I’ve heard and taken part in many discussions about Serverless, its technical merits and why a specific infrastructure is or isn’t Serverless.
Yes there are still servers, yes a container based infrastructure on ECS probably isn’t a purists idea of Serverless and yes, jokes about restaurants being serverless can be funny when done in moderation (looking at you Paul Johnston).
But in the end a purely technical discussion, while being interesting, doesn’t really go after the meat of the problem we’re trying to solve. In the end what we want to do is build things faster, make them scalable in a way that we don’t have to deal with it, have them fix themselves so we don’t have to wake up at night and bring down costs. And all of that to build better products for our customers.
So what we’re going after has more team and personal characteristics than purely technical ones. We want to:
The limiting factor in most of our software efforts is developer time. We want to get the most out of it and try to be as productive as possible.
Through new higher level cloud services like Lambda, S3, RDS or Rekognition we can build larger infrastructure much quicker, but at the same time we give up lots of control over the specifics of each piece.
For example we can’t tune our database in the same way we could if we ran it ourselves, but is that really necessary for the success of our product (and in some cases it might be).
You can think of control and responsibility here also as the need for customisation. Do you need pieces in your infrastructure to be customised in a way that can’t be done with existing cloud services? Would it be possible to combine other services to achieve that goal while still pushing as much of your infrastructure into services?
And sometimes the answer is no and you have to run it yourself, but most of the time it should be perfectly fine to use and combine services.
Using high level cloud services (so anything above EC2 basically) leads to lock-in with a provider. There is no way around that really. The question is though how does this trade against being able to move faster and what scenarios does this not allow for in the future.
I’ve often heard the example of moving your whole infrastructure from one cloud provider to another, but have rarely seen that actually happening. Oftentimes specific workloads are moved to another provider because they have better high level services in a specific area (e.g. AI from Google Cloud). Which makes total sense as you want to use the best services available to you.
Multi-provider infrastructure is or will become a reality for many companies when they hit a large scale. The question is how to build your architecture in a way that allows you to move some pieces to another provider, while keeping others where they are because thats where they fit best.
Lets take a look at ECS example from above. Typically you’d say it wasn’t a good fit for a Serverless infrastructure. You have to provision your own EC2 instances and they have to be updated and maintained. All characteristics that typically aren’t necessarily seen in a Serverless infrastructure.
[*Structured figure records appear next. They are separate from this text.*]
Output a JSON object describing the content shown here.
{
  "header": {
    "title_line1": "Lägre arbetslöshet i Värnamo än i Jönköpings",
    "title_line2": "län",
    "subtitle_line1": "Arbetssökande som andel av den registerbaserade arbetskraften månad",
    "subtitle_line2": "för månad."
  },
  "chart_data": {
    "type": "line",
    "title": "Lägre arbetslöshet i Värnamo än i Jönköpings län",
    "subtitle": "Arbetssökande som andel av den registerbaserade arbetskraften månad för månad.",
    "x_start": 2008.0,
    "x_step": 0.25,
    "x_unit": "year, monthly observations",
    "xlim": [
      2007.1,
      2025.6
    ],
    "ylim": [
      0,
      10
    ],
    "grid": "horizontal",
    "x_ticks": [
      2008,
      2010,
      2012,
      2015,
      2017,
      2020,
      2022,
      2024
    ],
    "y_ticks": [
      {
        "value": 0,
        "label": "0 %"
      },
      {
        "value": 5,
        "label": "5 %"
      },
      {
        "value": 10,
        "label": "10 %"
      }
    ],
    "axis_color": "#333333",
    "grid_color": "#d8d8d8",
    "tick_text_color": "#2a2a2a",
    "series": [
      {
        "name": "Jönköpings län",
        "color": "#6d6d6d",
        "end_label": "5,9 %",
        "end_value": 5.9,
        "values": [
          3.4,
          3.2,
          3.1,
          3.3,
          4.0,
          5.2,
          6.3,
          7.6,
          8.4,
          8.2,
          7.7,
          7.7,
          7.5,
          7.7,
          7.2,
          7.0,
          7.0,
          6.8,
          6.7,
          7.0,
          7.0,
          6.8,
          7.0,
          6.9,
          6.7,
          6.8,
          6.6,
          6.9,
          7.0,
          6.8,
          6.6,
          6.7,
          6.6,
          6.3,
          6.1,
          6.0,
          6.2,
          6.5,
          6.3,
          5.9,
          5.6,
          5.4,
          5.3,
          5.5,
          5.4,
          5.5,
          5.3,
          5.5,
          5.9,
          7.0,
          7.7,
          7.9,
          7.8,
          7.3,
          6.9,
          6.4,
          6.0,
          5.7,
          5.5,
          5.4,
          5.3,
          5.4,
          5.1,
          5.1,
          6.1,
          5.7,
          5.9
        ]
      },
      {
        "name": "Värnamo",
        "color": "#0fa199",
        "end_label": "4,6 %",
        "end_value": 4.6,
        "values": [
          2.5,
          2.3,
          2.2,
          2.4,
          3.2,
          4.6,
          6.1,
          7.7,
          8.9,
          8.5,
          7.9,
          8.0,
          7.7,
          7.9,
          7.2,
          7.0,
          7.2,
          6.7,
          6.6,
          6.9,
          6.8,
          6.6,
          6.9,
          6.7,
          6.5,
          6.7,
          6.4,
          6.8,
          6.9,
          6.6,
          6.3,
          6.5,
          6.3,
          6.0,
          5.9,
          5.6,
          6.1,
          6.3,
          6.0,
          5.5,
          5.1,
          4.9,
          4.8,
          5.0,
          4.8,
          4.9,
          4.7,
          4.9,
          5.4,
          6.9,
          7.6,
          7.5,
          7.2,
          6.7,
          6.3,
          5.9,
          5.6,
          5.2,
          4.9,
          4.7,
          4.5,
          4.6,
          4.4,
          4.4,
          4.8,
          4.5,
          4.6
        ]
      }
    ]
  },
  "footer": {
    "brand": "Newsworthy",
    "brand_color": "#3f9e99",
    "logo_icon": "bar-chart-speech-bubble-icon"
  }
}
But what if we decide to limit control and responsibility and increase automation? We could for example decide to only use Amazon Linux for our instances to make sure they are perfectly suited to being used for ECS. We could also decide to never update a Server once its running, but simply take them out of Service automatically every 12 hours and start from a new fully updated AMI after that. That AMI gets rebuilt (either every few hours or whenever we decide to) through AWS SSM so we know we can also rebuild it anytime if an important security update is released. That new AMI can even be fully integration tested to make sure it correctly starts and connects to an ECS cluster so we will never break this part of our infrastructure.
Up/Down scaling of those EC2 instances could be implemented through CloudWatch metrics and alarms together with a few Lambda functions. Through Applicaton Load Balancers we’ll make sure that customer requests are only routed to available service containers in our cluster.
With additional alarms on our ELBs we can detect failing or problematic containers and possibly EC2 instances and take them out of rotation automatically.
As we turn off SSH access into all of our machines we set up awslogs agents on every machine to push log files into CloudWatch logs. This lets us debug any issues without having to actually go into any machine.
This system is in theory fully automated, heals itself and can be thoroughly tested before rollout (and have gradual rollout) to make sure we’re not messing things up.
And of course all those CloudWatch Alarms should be connected to a notification system letting us know when something breaks so we can investigate afterwards step in to fix things if there is no automated mitigation.
And it is, though not as complicated as it sounds. The complexity simply moved from understanding one stack well (e.g. Rails app on multiple EC2 instances with a load balancer in front) to understanding and being able to manage all those cloud services and having the tools and processes in place to deal with them.
This change means as individual developers we have to adapt and become less reliant on others for our tools and deep understanding, but need to go there ourselves. We need to start seeing ourselves more as the craftspeople we are who build, maintain and share their own small set of tools than the engineers that rely on large tools and processes created by others.